Agentic Architectures

June 20, 2025 · Jerome Gill

The Misconception: ChatGPT Is “Just an LLM”

A common misconception is that ChatGPT is an LLM — that when you chat with it, you’re interacting directly with a raw large language model like GPT-4 or GPT-5.
In reality, ChatGPT is not the model itself, but a chatbot interface built around one. It wraps a large language model with layers of preprocessing, orchestration, and safety systems that transform a raw model into a reliable conversational product.

Understanding the distinction between an LLM and a chatbot is crucial to understanding why ChatGPT behaves the way it does.

What an LLM Actually Is

A large language model (LLM) is a statistical engine trained to predict text.
Given a sequence of tokens (words, subwords, or symbols), it predicts the next one based on patterns learned from enormous datasets.

If you run a base model like GPT-J, Llama, or Mistral locally, you’ll see this in action:
you type a prompt, and the model generates text, token by token, according to its learned probabilities.

There’s no understanding of who you are, no memory, no safety filters, and no structured reasoning pipeline.
An unwrapped LLM is a text completion engine — powerful, but is best thought of as a highly compressed form of the training data. The illusion of ‘intelligence’ is produced by pre and post processing on the prompt and output the LLM.

What ChatGPT Actually Does

ChatGPT, by contrast, is a chatbot product built on top of a language model.
It presents a conversational interface, but behind the scenes, several layers of preprocessing, reasoning, and agentic control operate around each user input.

When you send a message to ChatGPT:

Input Preprocessing
Your text is normalized, context windows are managed, and sometimes additional hidden system instructions (the “system prompt”) are prepended to guide behavior — e.g., tone, format, or safety constraints. There’s a lot going on that is unclear. For example, the prompt may be translated to and from english.
Context Assembly
The system dynamically retrieves relevant history, tools, or resources (like code interpreters, search, or plug-ins) to form a complete “context package” before sending it to the core model.
Model Inference (LLM Step)
The actual GPT model (e.g., GPT-5) generates an output given this curated prompt and context.
Post-Processing with Agentic Logic
The response may be filtered, formatted, or augmented — for example, by adding citations, trimming unsafe outputs, or inserting markdown. Facts and dates may be parsed and updated using API calls and other tricks.

What you see — a clean, conversational reply — is the end result of a pipeline of steps, not the raw output of an unconstrained model.

The Local Model Analogy

To illustrate the difference, imagine two setups:

Scenario A: Running an LLM Locally
You load a model like llama-3-8b on your computer, open a terminal, and type:

“Write a story about a robot on Mars.”
The model immediately begins generating tokens. It may ramble, ignore formatting, or produce unpredictable results. It does exactly what the model probabilities dictate — nothing more.
Scenario B: ChatGPT
You type the same request into ChatGPT. Before the model even runs, your message is structured, your conversation history is retrieved, and system instructions shape the behavior (“be concise,” “avoid sensitive content,” etc.).
The system may even access extra tools — for instance, to retrieve data or execute code.
The model is one part of a much larger agentic and orchestrated system.

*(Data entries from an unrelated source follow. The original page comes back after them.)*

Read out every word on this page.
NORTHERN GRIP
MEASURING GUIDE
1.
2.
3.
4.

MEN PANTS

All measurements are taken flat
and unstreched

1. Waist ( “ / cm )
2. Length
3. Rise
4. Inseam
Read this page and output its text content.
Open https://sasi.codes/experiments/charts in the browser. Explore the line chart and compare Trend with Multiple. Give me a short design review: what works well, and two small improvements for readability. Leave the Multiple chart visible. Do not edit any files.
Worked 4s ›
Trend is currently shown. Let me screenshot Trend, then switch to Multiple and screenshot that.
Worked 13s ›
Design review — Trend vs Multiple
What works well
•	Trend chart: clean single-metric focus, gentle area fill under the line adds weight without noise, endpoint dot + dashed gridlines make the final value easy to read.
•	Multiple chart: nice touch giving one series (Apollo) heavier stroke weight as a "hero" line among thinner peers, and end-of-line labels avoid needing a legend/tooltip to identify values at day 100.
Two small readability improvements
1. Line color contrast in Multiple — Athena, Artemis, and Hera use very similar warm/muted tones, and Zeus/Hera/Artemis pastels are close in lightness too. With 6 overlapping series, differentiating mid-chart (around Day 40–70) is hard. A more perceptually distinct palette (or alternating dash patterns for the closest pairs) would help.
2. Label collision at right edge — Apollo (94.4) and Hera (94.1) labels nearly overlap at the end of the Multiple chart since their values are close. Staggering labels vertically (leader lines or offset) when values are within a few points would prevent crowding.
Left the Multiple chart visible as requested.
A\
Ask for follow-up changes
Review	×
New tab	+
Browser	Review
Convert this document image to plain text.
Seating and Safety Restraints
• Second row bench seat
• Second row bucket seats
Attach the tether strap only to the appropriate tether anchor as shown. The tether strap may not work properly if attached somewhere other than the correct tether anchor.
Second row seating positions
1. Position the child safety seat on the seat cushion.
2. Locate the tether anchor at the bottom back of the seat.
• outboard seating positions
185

Why ChatGPT Uses a Chatbot Interface

The chat interface is familiar and intuitive. It hides the underlying complexity of orchestration — the preprocessing, tool calls, and safety layers — making the interaction feel conversational and natural.

Underneath that simplicity, ChatGPT operates more like a semi-autonomous agent:
it reasons, decides when to act, formats outputs, and maintains structured memory (within a session or persistent memory, if enabled).

That’s why calling ChatGPT “an LLM” misses the point.
It’s powered by an LLM, but what you experience is an engineered system — a composite of the model, prompt engineering, parsing of the user’s prompt, post processing.